7. the thin-film solar cells according to any one of claim 1-6, is characterized in that: described thin-film solar cells is at least one in cadmium telluride diaphragm solar battery, copper-indium-galliun-selenium film solar cell, copper zinc selenium sulfur thin-film solar cells, Ca-Ti ore type thin-film solar cells and organic thin film solar cell.

8. the preparation method of the thin-film solar cells according to any one of claim 1-7, is characterized in that: described tunnelling rectification layer adopts at least one method preparation in ald, physical vapour deposition (PVD), pulsed laser deposition, chemical vapour deposition (CVD) and spin-coating method.

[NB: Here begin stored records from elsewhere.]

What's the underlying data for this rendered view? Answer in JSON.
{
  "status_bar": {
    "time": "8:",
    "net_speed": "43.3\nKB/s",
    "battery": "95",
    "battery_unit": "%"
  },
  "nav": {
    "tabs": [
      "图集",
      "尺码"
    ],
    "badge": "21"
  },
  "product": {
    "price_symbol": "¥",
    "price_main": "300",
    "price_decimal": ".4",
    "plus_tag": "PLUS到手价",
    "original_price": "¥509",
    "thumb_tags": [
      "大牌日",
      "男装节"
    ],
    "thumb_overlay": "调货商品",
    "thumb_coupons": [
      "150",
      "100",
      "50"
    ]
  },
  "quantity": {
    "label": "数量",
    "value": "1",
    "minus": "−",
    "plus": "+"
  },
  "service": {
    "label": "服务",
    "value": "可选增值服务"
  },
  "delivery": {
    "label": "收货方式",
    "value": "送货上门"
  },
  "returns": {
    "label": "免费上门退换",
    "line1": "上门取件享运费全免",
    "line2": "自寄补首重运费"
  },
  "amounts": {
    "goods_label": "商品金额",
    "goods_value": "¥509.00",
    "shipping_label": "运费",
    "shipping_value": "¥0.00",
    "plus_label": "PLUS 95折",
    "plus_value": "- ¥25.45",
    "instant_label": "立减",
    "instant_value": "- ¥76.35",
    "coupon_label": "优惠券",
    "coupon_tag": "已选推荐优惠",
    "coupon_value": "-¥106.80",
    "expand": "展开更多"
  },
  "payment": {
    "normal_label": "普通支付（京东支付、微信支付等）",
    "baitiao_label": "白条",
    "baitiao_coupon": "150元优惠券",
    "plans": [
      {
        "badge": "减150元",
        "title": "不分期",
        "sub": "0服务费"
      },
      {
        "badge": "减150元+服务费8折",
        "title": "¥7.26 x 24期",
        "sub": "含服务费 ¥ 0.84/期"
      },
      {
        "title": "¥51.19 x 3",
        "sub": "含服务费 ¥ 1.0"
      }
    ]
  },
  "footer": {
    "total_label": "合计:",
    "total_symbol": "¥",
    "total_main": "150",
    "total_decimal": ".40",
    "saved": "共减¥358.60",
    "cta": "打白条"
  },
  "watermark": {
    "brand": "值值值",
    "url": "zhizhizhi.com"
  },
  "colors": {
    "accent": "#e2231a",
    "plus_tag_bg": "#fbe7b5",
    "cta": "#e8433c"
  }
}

9. the thin-film solar cells prepared of preparation method according to claim 8, it is characterized in that: described tunnelling rectification layer is metal oxide layer prepared by ald, described metal oxide layer is specially alumina layer, nickel oxide layer, copper oxide or titanium oxide layer, and the thickness of described metal oxide layer is 0.1nm-50nm.

10. the thin-film solar cells prepared of preparation method according to claim 8, is characterized in that: described tunnelling rectification layer is the copper sulfide layer prepared of spin-coating method or sulphur copper cadmium layer, and the thickness of described copper sulfide layer or sulphur copper cadmium layer is 0.1nm-50nm.